Let’s bring a morsel of food up to our mouth. Volatile molecules escape and enter our nostrils to caress our olfactory receptors (the “ortho-nasal” route) – hence the talk of “odours” so dear to perfumers.
Once the food is in the mouth, we chew – and other volatile compounds escape inside the oral cavity, only to end up joining the self-same olfactory receptors (this time via the retro-nasal route). Now we speak of “aromas”, much prized by gourmets, who strive to chew food as long as possible in order to fully extract its aromatic properties. (It may well be that the “long finish” attributed to certain wines is partly due to the interaction of its aromatic components with salivary proteins, which retain some aromas longer than others.)
Let’s now consider the sensation of “taste” (or “the palate”). Certain soluble molecules of food pass through saliva and bind to receptors in the oral cavity, mainly found in the hundreds of taste buds that coat our tongue *.
Sparkling carbon dioxide, spicy mustard that prickles the nose (allyl isothiocyanate), the heat of chilli * (capsaicin), the scratch of olive oil at the back of the throat (oleocanthal), the cool of mint (menthol), the astringency of tea (tannins), and also the temperature of food – all these sensations derive from the trigeminal nerve, independently of the gustatory and olfactory pathways.
Seeing, hearing…and using your head!
Where does the taste of wine come from?
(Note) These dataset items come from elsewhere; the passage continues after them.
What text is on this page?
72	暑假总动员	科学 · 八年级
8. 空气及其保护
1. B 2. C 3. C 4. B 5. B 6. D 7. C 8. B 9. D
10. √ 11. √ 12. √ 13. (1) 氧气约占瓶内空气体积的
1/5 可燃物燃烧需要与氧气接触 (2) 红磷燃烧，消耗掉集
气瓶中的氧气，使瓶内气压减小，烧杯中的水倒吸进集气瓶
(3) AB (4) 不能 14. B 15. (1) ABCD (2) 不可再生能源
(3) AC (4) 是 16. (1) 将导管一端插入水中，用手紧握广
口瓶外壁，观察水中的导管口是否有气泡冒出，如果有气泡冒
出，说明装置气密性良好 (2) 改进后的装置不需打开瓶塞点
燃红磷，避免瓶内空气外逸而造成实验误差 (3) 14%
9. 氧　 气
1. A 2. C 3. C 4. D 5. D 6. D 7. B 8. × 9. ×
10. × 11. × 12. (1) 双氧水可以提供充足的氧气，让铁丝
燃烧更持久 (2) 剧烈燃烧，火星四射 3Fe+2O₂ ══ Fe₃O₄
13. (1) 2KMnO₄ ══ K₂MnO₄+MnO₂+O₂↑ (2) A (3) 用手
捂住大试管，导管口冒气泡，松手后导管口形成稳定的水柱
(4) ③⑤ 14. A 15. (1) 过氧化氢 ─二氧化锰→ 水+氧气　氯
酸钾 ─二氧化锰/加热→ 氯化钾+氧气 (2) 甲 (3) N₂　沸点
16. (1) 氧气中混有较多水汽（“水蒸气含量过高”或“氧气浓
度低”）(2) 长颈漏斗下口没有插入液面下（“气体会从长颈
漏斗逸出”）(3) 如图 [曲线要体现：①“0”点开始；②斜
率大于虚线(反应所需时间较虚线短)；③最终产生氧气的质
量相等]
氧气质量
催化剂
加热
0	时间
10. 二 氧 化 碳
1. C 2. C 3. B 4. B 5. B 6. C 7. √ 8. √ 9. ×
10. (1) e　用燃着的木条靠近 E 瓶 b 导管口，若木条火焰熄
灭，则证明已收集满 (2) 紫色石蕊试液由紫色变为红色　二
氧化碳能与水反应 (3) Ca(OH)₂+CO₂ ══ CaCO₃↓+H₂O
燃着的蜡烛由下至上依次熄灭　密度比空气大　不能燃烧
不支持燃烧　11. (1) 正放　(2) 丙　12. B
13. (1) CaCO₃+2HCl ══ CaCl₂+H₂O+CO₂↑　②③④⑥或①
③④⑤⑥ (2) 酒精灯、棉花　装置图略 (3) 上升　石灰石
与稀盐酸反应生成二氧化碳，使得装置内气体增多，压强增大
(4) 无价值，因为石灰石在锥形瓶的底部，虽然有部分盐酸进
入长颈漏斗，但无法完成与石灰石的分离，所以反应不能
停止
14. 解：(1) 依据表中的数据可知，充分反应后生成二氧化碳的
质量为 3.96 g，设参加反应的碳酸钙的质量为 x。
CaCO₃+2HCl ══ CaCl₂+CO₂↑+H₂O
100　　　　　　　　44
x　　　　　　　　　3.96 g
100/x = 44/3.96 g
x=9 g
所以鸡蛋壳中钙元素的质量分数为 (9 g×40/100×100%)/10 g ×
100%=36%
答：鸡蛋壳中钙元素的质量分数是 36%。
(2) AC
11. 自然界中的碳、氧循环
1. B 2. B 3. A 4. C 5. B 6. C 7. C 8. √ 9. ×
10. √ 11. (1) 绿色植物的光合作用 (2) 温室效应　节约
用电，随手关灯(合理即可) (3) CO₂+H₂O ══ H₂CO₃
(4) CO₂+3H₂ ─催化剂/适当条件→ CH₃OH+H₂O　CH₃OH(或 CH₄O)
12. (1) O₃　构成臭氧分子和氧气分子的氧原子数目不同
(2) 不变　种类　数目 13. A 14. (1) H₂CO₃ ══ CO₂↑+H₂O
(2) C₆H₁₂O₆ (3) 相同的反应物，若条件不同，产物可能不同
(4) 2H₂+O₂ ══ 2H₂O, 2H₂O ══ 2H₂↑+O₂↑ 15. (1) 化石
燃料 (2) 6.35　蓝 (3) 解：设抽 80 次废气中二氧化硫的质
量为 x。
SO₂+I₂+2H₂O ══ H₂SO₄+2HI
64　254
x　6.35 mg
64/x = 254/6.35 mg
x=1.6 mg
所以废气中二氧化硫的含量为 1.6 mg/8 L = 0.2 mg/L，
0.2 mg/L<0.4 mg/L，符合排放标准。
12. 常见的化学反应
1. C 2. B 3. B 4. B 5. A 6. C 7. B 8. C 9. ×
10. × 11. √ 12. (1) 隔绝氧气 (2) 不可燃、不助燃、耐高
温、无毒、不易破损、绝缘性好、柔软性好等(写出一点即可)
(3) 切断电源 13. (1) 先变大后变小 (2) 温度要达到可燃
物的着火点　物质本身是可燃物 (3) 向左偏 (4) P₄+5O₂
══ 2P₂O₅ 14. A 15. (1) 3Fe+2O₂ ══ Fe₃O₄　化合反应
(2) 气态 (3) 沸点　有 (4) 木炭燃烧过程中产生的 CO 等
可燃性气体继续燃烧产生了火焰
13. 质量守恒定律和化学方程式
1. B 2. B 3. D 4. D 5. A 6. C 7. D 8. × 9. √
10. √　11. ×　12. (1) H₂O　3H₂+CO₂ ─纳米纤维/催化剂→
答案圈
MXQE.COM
From the soil, where vines obtain their nutrients? From the air, which anoints the grapes with the precious yeast that will officiate during the fermentation process? From the wooden barrel in which the wine slowly matures?
All of these factors are important, but the taste of wine comes first and foremost from our brains, which have the vital job of integrating the many stimuli delivered by our senses. Apart from our nose (odours from ortho-nasal delivery and aromas via the retro-nasal path) and mouth (flavours and trigeminal sensations), taste is influenced by the other senses, such as sight and hearing. Tinted glasses? A noisy room? All of these can affect our appreciation of wine.